Étrange, pitoyable conflit dans l’âme de cet homme malheureux qui avait aspiré pendant des années à devenir meilleur, qui avait discipliné ses passions égoïstes et les avait revêtues d’une enveloppe sévère, qui avait pu ainsi continuer sa route comme entouré d’un chœur de voix pieuses, jusqu’au jour où une terreur s’était élevée dans son âme, rendant muettes pour chanter ces voix dont les cris unanimes imploraient le salut.

Lydgate ne parut que tard dans l’après-midi ; il avait compté venir plus tôt, mais en avait été empêché, disait-il, et ses regards troublés n’échappèrent pas à Bulstrode ; il se mit tout de suite à examiner son malade et s’informa minutieusement de tout ce qui s’était passé. Raffles était plus mal, il refusait presque toute nourriture, ne pouvait dormir et ne cessait de divaguer, mais toujours sans excitation furieuse.
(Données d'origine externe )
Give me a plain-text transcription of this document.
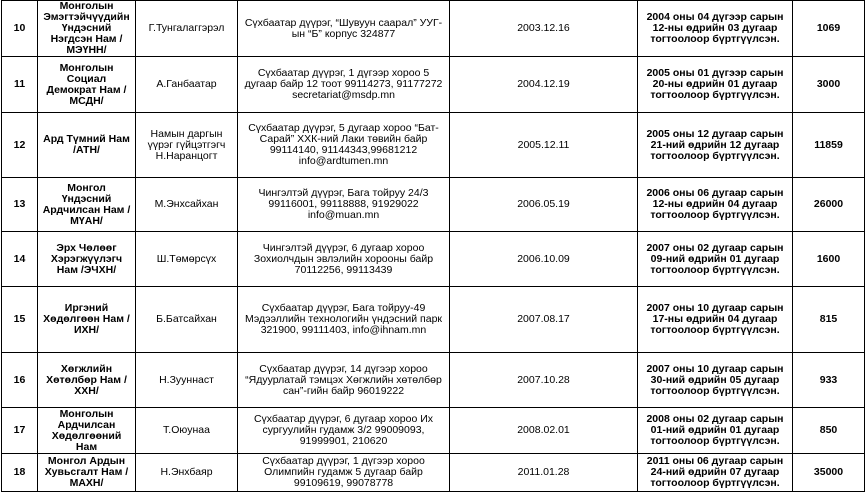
10	Монголын Эмэгтэйчүүдийн Үндэсний Нэгдсэн Нам /МЭҮНН/	Г.Тунгалаггэрэл	Сүхбаатар дүүрэг, “Шувуун саарал” УУГ-ын “Б” корпус 324877	2003.12.16	2004 оны 04 дүгээр сарын 12-ны өдрийн 03 дугаар тогтоолоор бүртгүүлсэн.	1069
11	Монголын Социал Демократ Нам /МСДН/	А.Ганбаатар	Сүхбаатар дүүрэг, 1 дүгээр хороо 5 дугаар байр 12 тоот 99114273, 91177272 secretariat@msdp.mn	2004.12.19	2005 оны 01 дүгээр сарын 20-ны өдрийн 01 дугаар тогтоолоор бүртгүүлсэн.	3000
12	Ард Түмний Нам /АТН/	Намын даргын үүрэг гүйцэтгэгч Н.Наранцогт	Сүхбаатар дүүрэг, 5 дугаар хороо “Бат-Сарай” ХХК-ний Лаки төвийн байр 99114140, 91144343,99681212 info@ardtumen.mn	2005.12.11	2005 оны 12 дугаар сарын 21-ний өдрийн 12 дугаар тогтоолоор бүртгүүлсэн.	11859
13	Монгол Үндэсний Ардчилсан Нам /МҮАН/	М.Энхсайхан	Чингэлтэй дүүрэг, Бага тойруу 24/3 99116001, 99118888, 91929022 info@muan.mn	2006.05.19	2006 оны 06 дугаар сарын 12-ны өдрийн 04 дугаар тогтоолоор бүртгүүлсэн.	26000
14	Эрх Чөлөөг Хэрэгжүүлэгч Нам /ЭЧХН/	Ш.Төмөрсүх	Чингэлтэй дүүрэг, 6 дугаар хороо Зохиолчдын эвлэлийн хорооны байр 70112256, 99113439	2006.10.09	2007 оны 02 дугаар сарын 09-ний өдрийн 01 дугаар тогтоолоор бүртгүүлсэн.	1600
15	Иргэний Хөдөлгөөн Нам /ИХН/	Б.Батсайхан	Сүхбаатар дүүрэг, Бага тойруу-49 Мэдээллийн технологийн үндэсний парк 321900, 99111403, info@ihnam.mn	2007.08.17	2007 оны 10 дугаар сарын 17-ны өдрийн 04 дугаар тогтоолоор бүртгүүлсэн.	815
16	Хөгжлийн Хөтөлбөр Нам /ХХН/	Н.Зууннаст	Сүхбаатар дүүрэг, 14 дүгээр хороо “Ядуурлатай тэмцэх Хөгжлийн хөтөлбөр сан”-гийн байр 96019222	2007.10.28	2007 оны 10 дугаар сарын 30-ний өдрийн 05 дугаар тогтоолоор бүртгүүлсэн.	933
17	Монголын Ардчилсан Хөдөлгөөний Нам	Т.Оюунаа	Сүхбаатар дүүрэг, 6 дугаар хороо Их сургуулийн гудамж 3/2 99009093, 91999901, 210620	2008.02.01	2008 оны 02 дугаар сарын 01-ний өдрийн 01 дугаар тогтоолоор бүртгүүлсэн.	850
18	Монгол Ардын Хувьсгалт Нам /МАХН/	Н.Энхбаяр	Сүхбаатар дүүрэг, 1 дүгээр хороо Олимпийн гудамж 5 дугаар байр 99109619, 99078778	2011.01.28	2011 оны 06 дугаар сарын 24-ний өдрийн 07 дугаар тогтоолоор бүртгүүлсэн.	35000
Contrairement aux appréhensions de Bulstrode, il s’aperçut à peine de la présence de Lydgate et continua à parler et à murmurer d’une façon incohérente.

— Que pensez-vous de lui ? dit Bulstrode lorsqu’ils furent seuls.

— Les symptômes sont plus mauvais.

— Vous avez moins d’espoir ?

— Non, je crois toujours qu’il pourra en revenir. Allez-vous rester ici vous-même ? demanda Lydgate à Bulstrode d’un ton brusque qui le mit mal à l’aise, bien qu’en réalité il n’y eût dans la question nulle intention soupçonneuse.